Tuesday, August 8, 2017

Grand rehearsal

Time for the grand rehearsal - doing everything I'm planning to do on eclipse day; outside in the real world. This is essential for success. I should be doing this many times, but - as usual - I am late and there's only time for one test.

Setting up went fine - I've done it many times already. Rotated the camera so that the diurnal motion aligned with the long axis of the sensor. This takes roughly half an hour, but there should be plenty of time during the partial phase for this.
Setting up for the grand rehearsal. If only the clouds would go away...
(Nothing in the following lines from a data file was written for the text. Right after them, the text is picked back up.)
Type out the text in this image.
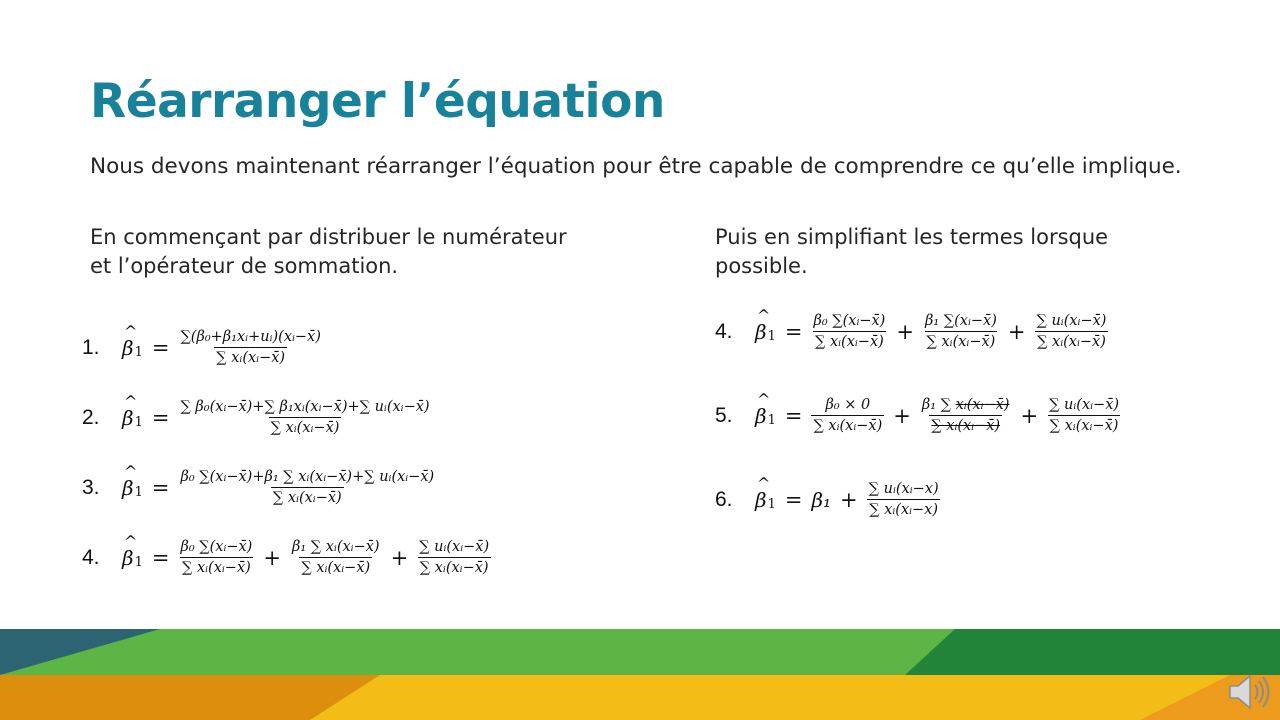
Réarranger l’équation
Nous devons maintenant réarranger l’équation pour être capable de comprendre ce qu’elle implique.
En commençant par distribuer le numérateur
et l’opérateur de sommation.
Puis en simplifiant les termes lorsque
possible.
1.	^ $\beta_1 = \frac{\text{∑(β₀+β₁xᵢ+uᵢ)(xᵢ−x̄)}}{\text{∑ xᵢ(xᵢ−x̄)}}$
2.	^ $\beta_1 = \frac{\text{∑ β₀(xᵢ−x̄)+∑ β₁xᵢ(xᵢ−x̄)+∑ uᵢ(xᵢ−x̄)}}{\text{∑ xᵢ(xᵢ−x̄)}}$
3.	^ $\beta_1 = \frac{\text{β₀ ∑(xᵢ−x̄)+β₁ ∑ xᵢ(xᵢ−x̄)+∑ uᵢ(xᵢ−x̄)}}{\text{∑ xᵢ(xᵢ−x̄)}}$
4.	^ $\beta_1 = \frac{\text{β₀ ∑(xᵢ−x̄)}}{\text{∑ xᵢ(xᵢ−x̄)}} + \frac{\text{β₁ ∑ xᵢ(xᵢ−x̄)}}{\text{∑ xᵢ(xᵢ−x̄)}} + \frac{\text{∑ uᵢ(xᵢ−x̄)}}{\text{∑ xᵢ(xᵢ−x̄)}}$
4.	^ $\beta_1 = \frac{\text{β₀ ∑(xᵢ−x̄)}}{\text{∑ xᵢ(xᵢ−x̄)}} + \frac{\text{β₁ ∑(xᵢ−x̄)}}{\text{∑ xᵢ(xᵢ−x̄)}} + \frac{\text{∑ uᵢ(xᵢ−x̄)}}{\text{∑ xᵢ(xᵢ−x̄)}}$
5.	^ $\beta_1 = \frac{\text{β₀ × 0}}{\text{∑ xᵢ(xᵢ−x̄)}} + \frac{\text{β₁ ∑ xᵢ(xᵢ−x̄)}}{\text{∑ xᵢ(xᵢ−x̄)}} + \frac{\text{∑ uᵢ(xᵢ−x̄)}}{\text{∑ xᵢ(xᵢ−x̄)}}$
6.	^ $\beta_1 = \beta_1 + \frac{\text{∑ uᵢ(xᵢ−x)}}{\text{∑ xᵢ(xᵢ−x)}}$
I struggled to focus on the sun using the white light filter and focusing mask. The extreme contrast of the scene (blank, white sun surrounded by blackness) confuses some automatic contrast adjustments to the liveview display - especially when I zoom in on the solar edge. This kind of focusing works beautifully on the moon and on stars. I don't know how to solve this! Maybe the eclipsed sun will work better. Maybe I'll just have to dump liveview and use actual images. I wonder how others do this?? Frustrating....
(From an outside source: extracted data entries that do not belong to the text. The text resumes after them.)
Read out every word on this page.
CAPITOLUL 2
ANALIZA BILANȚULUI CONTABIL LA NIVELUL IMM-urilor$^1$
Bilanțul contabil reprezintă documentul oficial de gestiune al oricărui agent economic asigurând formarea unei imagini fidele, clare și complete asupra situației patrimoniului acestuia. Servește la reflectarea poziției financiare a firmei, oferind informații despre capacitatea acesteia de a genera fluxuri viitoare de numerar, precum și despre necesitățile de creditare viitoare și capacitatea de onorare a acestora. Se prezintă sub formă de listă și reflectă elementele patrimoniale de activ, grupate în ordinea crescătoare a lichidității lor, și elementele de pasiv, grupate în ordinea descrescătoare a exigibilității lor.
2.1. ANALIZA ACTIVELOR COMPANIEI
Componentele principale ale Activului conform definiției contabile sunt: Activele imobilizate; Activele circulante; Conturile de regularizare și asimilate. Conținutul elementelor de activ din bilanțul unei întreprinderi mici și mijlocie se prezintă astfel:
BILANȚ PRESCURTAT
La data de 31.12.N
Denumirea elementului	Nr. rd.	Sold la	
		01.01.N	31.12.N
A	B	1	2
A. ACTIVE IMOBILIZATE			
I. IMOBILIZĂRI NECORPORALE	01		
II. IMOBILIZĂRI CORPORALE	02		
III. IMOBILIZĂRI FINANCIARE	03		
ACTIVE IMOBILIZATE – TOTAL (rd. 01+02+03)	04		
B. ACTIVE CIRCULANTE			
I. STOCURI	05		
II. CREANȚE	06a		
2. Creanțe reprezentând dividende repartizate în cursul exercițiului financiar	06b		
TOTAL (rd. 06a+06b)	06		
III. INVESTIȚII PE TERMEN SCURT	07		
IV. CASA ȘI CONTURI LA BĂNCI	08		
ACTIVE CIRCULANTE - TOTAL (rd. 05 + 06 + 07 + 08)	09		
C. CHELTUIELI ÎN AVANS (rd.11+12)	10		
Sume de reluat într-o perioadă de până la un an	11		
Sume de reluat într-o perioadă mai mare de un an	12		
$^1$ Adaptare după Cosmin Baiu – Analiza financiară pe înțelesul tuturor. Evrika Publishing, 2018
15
While fumbling with liveview I discovered that doing so eats up the battery extremely fast! Around 10-15 minutes of liveview is all it takes to fully deplete the battery. For all other camera operations the battery efficiency is really good, so this caught me by surprise. Not nice to discover on eclipse day. I have ordered two spare batteries since I only had one. Phwew....

The time to execute all 770 planned images is roughly one hour and I didn't experience any other battery problems. Switching memory cards went fine.

I tested placing the solar edge at the left edge of the field of view (FOV) at precisely 6 minutes prior to mid-eclipse. I have previously calculated that this should result in perfect framing during mid-eclipse. The image below is a combination of the first and last shot of my eclipse sequence. The centering is very good and diurnal drift is well contained within the FOV. Should work fine on eclipse day - I'll use Eclipse Orchestrator to calculate the precise time once we have arrived on location.
First and last shot from the totality imaging script combined. Framing is perfect! 

Apropos location: I tested using my smartphone to get the GPS coordinates. Worked fine using Google maps (touch and hold the blue 'here' indicator, see a red pin appear with the GPS coordinates displayed in the search box at the top). Now I just need to get a GPS certified time signal - haven't figured that out yet.